De rust was echter van korte duur. Jaren hadden de Nuer en de Dinka, de twee grootste etnische groepen, samen gestreden tegen het regime in het oude Soedan, maar amper twee jaar na de onafhankelijkheid richtten ze hun wapens op elkaar.
Eind 2013 beschuldigde president Salva Kiir zijn vicepresident Riek Machar van het plannen van een staatsgreep. Dat Kiir tot de Dinka behoort, en Machar tot de Nuer, gaf de machtsstrijd onmiddellijk een etnische dimensie.
Prompt werden in Djoeba burgers koelbloedig afgemaakt, simpelweg omdat ze tot de etnische groep van Machar behoorden. Het leger viel uiteen in twee groepen en het geweld verspreidde zich razendsnel over het jonge land.
Sindsdien zijn er naar schatting 400.000 doden gevallen. Op een totale bevolking van 12,5 miljoen zijn maar liefst 4 miljoen burgers op de vlucht. Daarvan bevinden 1,8 miljoen mensen zich binnen de eigen landsgrenzen.

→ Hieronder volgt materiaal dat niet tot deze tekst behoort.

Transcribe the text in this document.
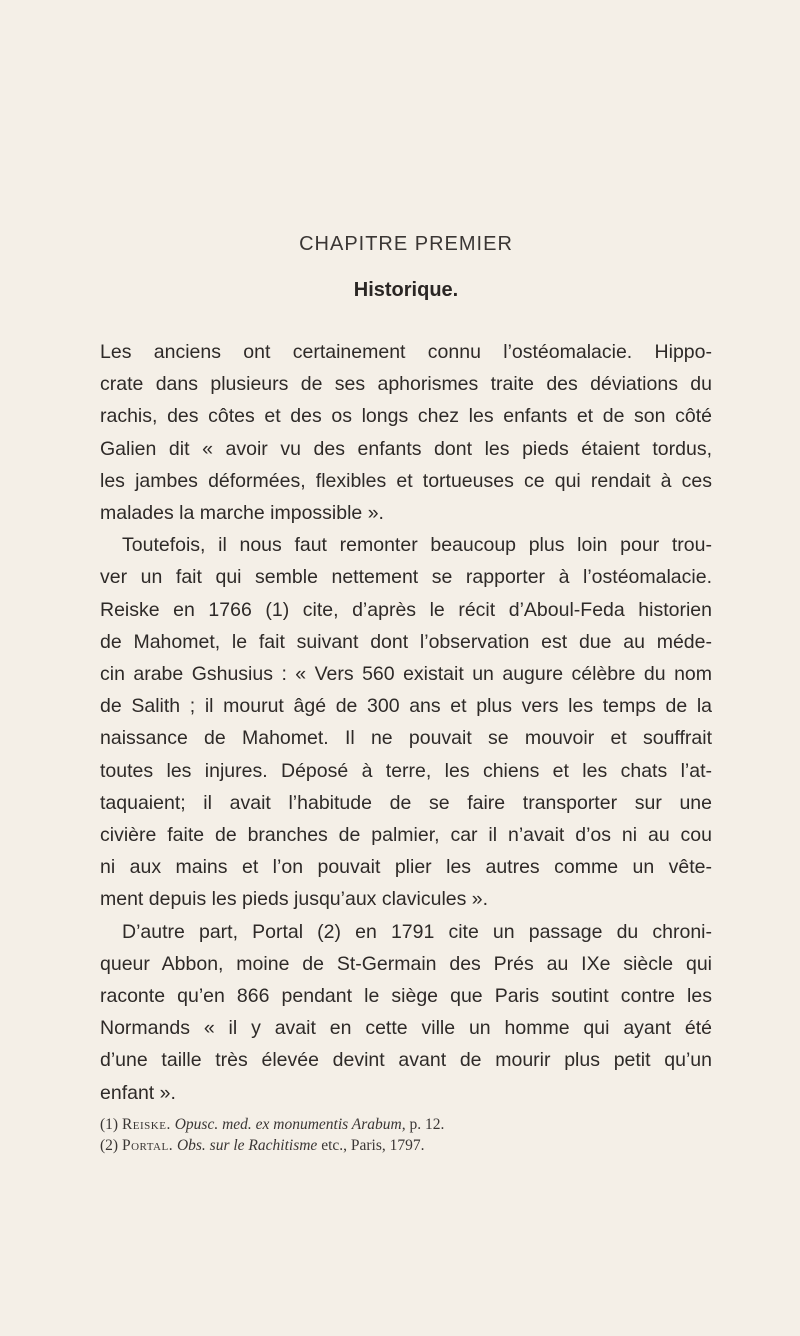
CHAPITRE PREMIER
Historique.
Les anciens ont certainement connu l’ostéomalacie. Hippo-
crate dans plusieurs de ses aphorismes traite des déviations du
rachis, des côtes et des os longs chez les enfants et de son côté
Galien dit « avoir vu des enfants dont les pieds étaient tordus,
les jambes déformées, flexibles et tortueuses ce qui rendait à ces
malades la marche impossible ».
Toutefois, il nous faut remonter beaucoup plus loin pour trou-
ver un fait qui semble nettement se rapporter à l’ostéomalacie.
Reiske en 1766 (1) cite, d’après le récit d’Aboul-Feda historien
de Mahomet, le fait suivant dont l’observation est due au méde-
cin arabe Gshusius : « Vers 560 existait un augure célèbre du nom
de Salith ; il mourut âgé de 300 ans et plus vers les temps de la
naissance de Mahomet. Il ne pouvait se mouvoir et souffrait
toutes les injures. Déposé à terre, les chiens et les chats l’at-
taquaient; il avait l’habitude de se faire transporter sur une
civière faite de branches de palmier, car il n’avait d’os ni au cou
ni aux mains et l’on pouvait plier les autres comme un vête-
ment depuis les pieds jusqu’aux clavicules ».
D’autre part, Portal (2) en 1791 cite un passage du chroni-
queur Abbon, moine de St-Germain des Prés au IXe siècle qui
raconte qu’en 866 pendant le siège que Paris soutint contre les
Normands « il y avait en cette ville un homme qui ayant été
d’une taille très élevée devint avant de mourir plus petit qu’un
enfant ».
(1) Reiske. Opusc. med. ex monumentis Arabum, p. 12.
(2) Portal. Obs. sur le Rachitisme etc., Paris, 1797.
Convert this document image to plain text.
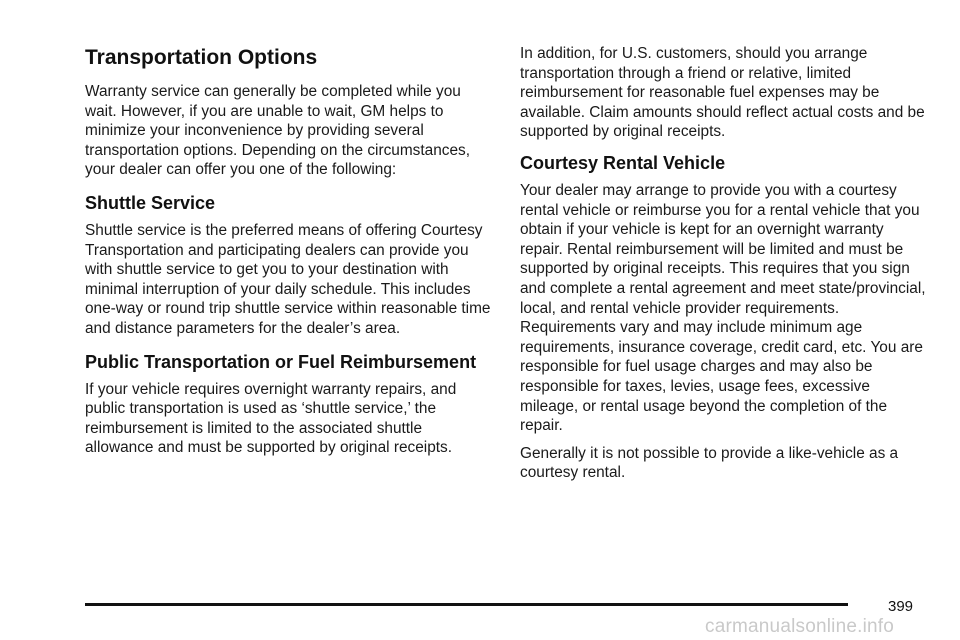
Transportation Options

Warranty service can generally be completed while you wait. However, if you are unable to wait, GM helps to minimize your inconvenience by providing several transportation options. Depending on the circumstances, your dealer can offer you one of the following:

Shuttle Service

Shuttle service is the preferred means of offering Courtesy Transportation and participating dealers can provide you with shuttle service to get you to your destination with minimal interruption of your daily schedule. This includes one-way or round trip shuttle service within reasonable time and distance parameters for the dealer’s area.

Public Transportation or Fuel Reimbursement

If your vehicle requires overnight warranty repairs, and public transportation is used as ‘shuttle service,’ the reimbursement is limited to the associated shuttle allowance and must be supported by original receipts.

In addition, for U.S. customers, should you arrange transportation through a friend or relative, limited reimbursement for reasonable fuel expenses may be available. Claim amounts should reflect actual costs and be supported by original receipts.

Courtesy Rental Vehicle

Your dealer may arrange to provide you with a courtesy rental vehicle or reimburse you for a rental vehicle that you obtain if your vehicle is kept for an overnight warranty repair. Rental reimbursement will be limited and must be supported by original receipts. This requires that you sign and complete a rental agreement and meet state/provincial, local, and rental vehicle provider requirements. Requirements vary and may include minimum age requirements, insurance coverage, credit card, etc. You are responsible for fuel usage charges and may also be responsible for taxes, levies, usage fees, excessive mileage, or rental usage beyond the completion of the repair.

Generally it is not possible to provide a like-vehicle as a courtesy rental.

399
carmanualsonline.info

Protection Of Civilian Site 3 oftewel POC3 is de erg ongeïnspireerde naam van een kamp waar 24.000 vluchtelingen bijeengepakt zitten. Scheermesdraad moet hen tegen de buitenwereld beschermen. Geen goede plaats om op te groeien, maar een beter alternatief zien ze voorlopig niet.
In een vluchtelingenkamp wat verderop, waar nog eens 6000 mensen bijeen zitten, brengen gemeenschapswerkers van Handicap International tien vrouwen bijeen voor een groepssessie. Een korte sessie van dertig minuten moet de moraal opkrikken.

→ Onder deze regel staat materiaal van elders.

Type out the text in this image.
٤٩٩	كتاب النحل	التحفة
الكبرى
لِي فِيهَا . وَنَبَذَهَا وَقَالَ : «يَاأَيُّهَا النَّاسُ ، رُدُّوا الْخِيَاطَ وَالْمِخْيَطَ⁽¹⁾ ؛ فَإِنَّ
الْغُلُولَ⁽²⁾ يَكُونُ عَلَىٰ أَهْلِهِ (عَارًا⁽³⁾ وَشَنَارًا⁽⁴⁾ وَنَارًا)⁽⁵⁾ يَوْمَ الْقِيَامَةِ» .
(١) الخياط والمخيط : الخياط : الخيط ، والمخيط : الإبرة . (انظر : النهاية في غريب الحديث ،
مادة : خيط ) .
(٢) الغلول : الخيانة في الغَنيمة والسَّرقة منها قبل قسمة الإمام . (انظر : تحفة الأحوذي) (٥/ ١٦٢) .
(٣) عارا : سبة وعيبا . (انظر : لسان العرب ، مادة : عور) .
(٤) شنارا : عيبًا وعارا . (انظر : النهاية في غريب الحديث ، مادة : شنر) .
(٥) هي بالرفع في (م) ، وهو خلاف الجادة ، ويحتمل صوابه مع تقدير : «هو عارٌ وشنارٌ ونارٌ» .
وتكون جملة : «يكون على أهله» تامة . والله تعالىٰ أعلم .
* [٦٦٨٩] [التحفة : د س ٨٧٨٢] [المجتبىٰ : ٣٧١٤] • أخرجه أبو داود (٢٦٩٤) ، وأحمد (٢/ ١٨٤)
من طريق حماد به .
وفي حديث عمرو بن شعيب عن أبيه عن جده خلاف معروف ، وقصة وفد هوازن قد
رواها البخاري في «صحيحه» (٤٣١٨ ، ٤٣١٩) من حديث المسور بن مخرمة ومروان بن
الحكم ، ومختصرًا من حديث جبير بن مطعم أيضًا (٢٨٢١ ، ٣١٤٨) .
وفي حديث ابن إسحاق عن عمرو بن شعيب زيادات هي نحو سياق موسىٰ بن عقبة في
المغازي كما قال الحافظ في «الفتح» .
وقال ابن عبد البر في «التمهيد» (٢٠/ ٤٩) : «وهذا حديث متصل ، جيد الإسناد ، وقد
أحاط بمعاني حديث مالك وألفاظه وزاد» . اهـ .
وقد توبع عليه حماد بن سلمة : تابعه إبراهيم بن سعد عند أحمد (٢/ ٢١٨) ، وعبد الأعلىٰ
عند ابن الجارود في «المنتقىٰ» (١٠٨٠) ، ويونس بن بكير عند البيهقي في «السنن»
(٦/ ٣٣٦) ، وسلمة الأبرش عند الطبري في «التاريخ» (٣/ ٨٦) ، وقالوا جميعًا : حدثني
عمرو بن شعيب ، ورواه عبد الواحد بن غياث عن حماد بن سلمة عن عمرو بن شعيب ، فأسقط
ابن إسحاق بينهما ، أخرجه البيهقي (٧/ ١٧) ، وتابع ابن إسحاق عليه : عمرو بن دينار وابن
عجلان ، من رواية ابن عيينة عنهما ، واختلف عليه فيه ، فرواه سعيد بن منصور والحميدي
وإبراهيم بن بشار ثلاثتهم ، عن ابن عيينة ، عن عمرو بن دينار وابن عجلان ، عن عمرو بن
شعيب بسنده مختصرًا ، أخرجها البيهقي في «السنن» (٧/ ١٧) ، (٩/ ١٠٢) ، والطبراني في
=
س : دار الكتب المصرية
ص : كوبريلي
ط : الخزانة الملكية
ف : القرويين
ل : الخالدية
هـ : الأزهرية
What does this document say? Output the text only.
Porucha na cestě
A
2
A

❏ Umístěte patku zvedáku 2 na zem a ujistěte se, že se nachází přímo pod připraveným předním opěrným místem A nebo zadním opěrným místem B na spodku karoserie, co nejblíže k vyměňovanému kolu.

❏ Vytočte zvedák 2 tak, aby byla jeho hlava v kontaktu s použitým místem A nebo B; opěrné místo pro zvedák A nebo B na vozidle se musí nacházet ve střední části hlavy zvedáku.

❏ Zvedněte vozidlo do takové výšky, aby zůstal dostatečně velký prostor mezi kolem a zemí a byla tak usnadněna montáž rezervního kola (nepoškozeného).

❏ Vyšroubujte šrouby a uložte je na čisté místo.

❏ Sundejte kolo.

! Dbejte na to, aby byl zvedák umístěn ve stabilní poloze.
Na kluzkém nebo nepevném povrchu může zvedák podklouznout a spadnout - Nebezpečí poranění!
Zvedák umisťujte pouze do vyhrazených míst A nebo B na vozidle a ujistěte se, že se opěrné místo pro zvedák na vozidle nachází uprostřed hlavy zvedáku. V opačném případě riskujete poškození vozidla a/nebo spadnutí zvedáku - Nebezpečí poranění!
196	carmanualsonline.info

Wat kan voor velen onder hen echt het verschil maken? Houtskool, dat is het verrassende antwoord. De mensen krijgen elke maand een rantsoen van olie, bonen, meel en kikkererwten, maar er is geen houtskool om daar iets mee aan te vangen!
In het kamp kost een zak houtskool het equivalent van dertig euro. Wie dat niet heeft, moet buiten het kamp hout zoeken. En dat kan heel gevaarlij zijn: vrouwen worden inderdaad vaak aangevallen en verkracht. Zo maakt 43 procent van de gezinnen in POC3 plannen om te vertrekken. Maar 95 procent doet het uiteindelijk niet, omdat ze het leven buiten het kamp nog steeds niet veilig achten. Dat stelde UNHCR vast na een bevraging onder de bewoners van het kamp. Voor een op de acht bewoners speelt bij die beslissing ook de toegang tot onderwijs een rol.

Voor de Zuid-Soedanese regering zijn de kampen een doorn in het oog. De eigen veiligheidsdiensten houden de waterbevoorrading soms tegen, gewoon om de bewoners het leven zo moeilijk mogelijk te maken.
Niet enkel de regering zou de kampen liever zien verdwijnen. Tien kampen staan onder de bescherming van de VN-blauwhelmen en ook de Verenigde Naties zouden ze liever sluiten.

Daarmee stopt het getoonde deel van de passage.